Les chantiers sont nombreux. On peut dire que tout est à faire ! Le pays était déjà dans une situation fragile avant 2009… Mais les cinq années de la Transition ont considérablement aggravé la situation, sous tous les aspects, que ce soit politiques économiques ou sociaux… Il va falloir remettre sur pied les services de base : la santé, l’éducation, etc. Pour donner quelques chiffres : plus d’un million d’enfants sont exclus du système scolaire, la majorité pour des raisons économiques. La moitié des enfants de moins de cinq ans souffre de malnutrition chronique. Une cinquantaine de centres de santé publique sont toujours fermés faute de personnel ou d’infrastructures. Il va aussi falloir rétablir un climat propice au retour des investisseurs pour créer de l’emploi. La croissance était en moyenne de 5 % par an avant la crise… Et elle a été quasiment nulle pendant la période de transition. Pour relever tous ces défis, le pays aura besoin de stabilité politique. Et aussi de l’aide de la Communauté internationale… Ce sera d’ailleurs l’un des grands chantiers du nouveau président : renouer avec les bailleurs de fonds. L’aide internationale représentait 50 % du budget de l’Etat avant 2009.

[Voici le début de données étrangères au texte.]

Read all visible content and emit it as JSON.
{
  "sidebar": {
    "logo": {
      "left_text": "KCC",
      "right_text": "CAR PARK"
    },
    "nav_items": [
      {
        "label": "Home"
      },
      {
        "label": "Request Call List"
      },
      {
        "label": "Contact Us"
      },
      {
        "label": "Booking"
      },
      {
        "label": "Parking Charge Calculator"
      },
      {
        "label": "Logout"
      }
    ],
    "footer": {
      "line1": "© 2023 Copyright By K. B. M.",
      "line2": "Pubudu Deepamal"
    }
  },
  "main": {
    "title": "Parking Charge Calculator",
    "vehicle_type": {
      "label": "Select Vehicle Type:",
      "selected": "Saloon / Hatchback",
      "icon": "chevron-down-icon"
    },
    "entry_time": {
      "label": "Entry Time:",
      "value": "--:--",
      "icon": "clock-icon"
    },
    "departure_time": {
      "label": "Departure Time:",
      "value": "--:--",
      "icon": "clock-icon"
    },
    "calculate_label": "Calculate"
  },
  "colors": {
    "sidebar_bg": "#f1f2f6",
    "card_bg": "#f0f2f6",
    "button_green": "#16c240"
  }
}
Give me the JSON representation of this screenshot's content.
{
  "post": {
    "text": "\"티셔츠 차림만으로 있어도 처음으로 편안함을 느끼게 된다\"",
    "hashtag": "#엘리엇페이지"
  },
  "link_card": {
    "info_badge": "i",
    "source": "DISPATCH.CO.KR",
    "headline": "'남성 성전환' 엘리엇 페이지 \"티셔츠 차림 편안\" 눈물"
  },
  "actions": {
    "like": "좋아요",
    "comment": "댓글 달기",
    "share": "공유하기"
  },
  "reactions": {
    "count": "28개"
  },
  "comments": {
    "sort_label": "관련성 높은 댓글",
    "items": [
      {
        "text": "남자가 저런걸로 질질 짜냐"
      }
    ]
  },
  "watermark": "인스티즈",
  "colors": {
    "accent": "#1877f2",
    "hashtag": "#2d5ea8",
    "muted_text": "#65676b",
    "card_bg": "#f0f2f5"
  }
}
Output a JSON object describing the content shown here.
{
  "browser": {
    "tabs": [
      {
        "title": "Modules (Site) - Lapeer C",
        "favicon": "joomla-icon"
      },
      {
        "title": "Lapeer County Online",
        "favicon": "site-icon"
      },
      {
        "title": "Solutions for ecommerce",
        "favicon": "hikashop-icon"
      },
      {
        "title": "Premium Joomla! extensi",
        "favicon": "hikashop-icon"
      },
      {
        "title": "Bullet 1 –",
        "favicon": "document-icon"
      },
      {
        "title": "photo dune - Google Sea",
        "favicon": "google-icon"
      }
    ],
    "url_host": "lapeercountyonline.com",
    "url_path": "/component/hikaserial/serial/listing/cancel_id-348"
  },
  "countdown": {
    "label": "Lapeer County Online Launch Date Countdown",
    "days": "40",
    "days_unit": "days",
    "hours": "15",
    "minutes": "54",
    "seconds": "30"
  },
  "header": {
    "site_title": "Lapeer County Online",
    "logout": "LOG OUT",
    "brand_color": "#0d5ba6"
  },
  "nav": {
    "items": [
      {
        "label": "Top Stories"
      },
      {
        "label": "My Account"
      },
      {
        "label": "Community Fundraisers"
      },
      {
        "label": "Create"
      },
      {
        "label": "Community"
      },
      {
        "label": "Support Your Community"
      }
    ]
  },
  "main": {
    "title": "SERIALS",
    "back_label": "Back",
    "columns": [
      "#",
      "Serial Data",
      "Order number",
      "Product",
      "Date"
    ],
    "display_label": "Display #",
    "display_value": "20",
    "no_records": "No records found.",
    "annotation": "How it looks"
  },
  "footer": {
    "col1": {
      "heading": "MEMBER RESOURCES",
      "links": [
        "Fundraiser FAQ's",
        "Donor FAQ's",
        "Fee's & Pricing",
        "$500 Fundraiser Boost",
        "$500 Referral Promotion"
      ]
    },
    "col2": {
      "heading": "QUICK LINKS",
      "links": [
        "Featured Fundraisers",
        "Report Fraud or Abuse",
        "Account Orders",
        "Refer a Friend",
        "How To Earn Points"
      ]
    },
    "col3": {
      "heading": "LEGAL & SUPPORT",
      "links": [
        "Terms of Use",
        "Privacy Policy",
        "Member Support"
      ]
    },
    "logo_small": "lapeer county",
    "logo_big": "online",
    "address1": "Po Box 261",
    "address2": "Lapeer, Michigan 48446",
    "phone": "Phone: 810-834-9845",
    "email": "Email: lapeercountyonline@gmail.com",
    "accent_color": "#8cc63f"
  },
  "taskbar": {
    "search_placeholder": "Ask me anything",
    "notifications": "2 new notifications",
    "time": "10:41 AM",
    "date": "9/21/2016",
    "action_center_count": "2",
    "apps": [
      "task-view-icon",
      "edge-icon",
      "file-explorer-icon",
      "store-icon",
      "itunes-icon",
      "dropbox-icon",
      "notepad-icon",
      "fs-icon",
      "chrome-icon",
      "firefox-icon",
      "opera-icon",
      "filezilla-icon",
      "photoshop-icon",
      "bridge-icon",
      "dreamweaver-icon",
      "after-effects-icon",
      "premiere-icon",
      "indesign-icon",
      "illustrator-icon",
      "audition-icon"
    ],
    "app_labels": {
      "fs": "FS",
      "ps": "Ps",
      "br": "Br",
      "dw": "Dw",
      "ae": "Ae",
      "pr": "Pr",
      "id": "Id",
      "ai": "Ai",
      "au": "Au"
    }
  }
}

Mounchili : Quelle peut être l’influence de l’ancien président de la Transition, Andry Rajoelina, sur la politique de Hery Rajaonarimampianina?
La question de l’influence d’Andry Rajoelina renvoie à une autre question que tout le monde se pose en ce moment : Andry Rajoelina sera-t-il nommé Premier ministre ? On lui prête en effet le projet de rester au pouvoir et de faire comme le président russe Poutine et son second Medvedev, de quitter le poste de président pour être Premier ministre et de briguer la présidence en 2018. Il n’a jamais rejeté ce plan. Et il pourrait avoir les moyens de le mettre en œuvre… Il a remporté un tiers des sièges aux législatives, et c’est au groupe parlementaire majoritaire de désigner le nom du Premier ministre. Cette configuration limiterait la marge de manœuvre de Hery Rajaonarimampianina… Le nouveau président le sait, et dans son discours d’investiture, il a pris ses distances à mi-mots avec son mentor : il ne s’est pas du tout posé en héritier des événements de 2009 menés par Rajoelina. Il a insisté au contraire sur sa volonté de rupture avec le passé, et il a prôné l’ouverture. Il a tendu la main à l’opposition. On sait aussi qu’en coulisses, la Communauté internationale est réticente à voir Andry Rajoelina au poste de Premier ministre et que des tractations sont en cours pour le convaincre de renoncer à ce projet. Reste que, même si Andry Rajoelina n’est pas Premier ministre, il gardera une influence sur l’Assemblée nationale avec sa cinquantaine de députés – sur 151 au total. Le nouveau président Rajaonarimampianina, qui n’a aucun député, devra composer avec cette force.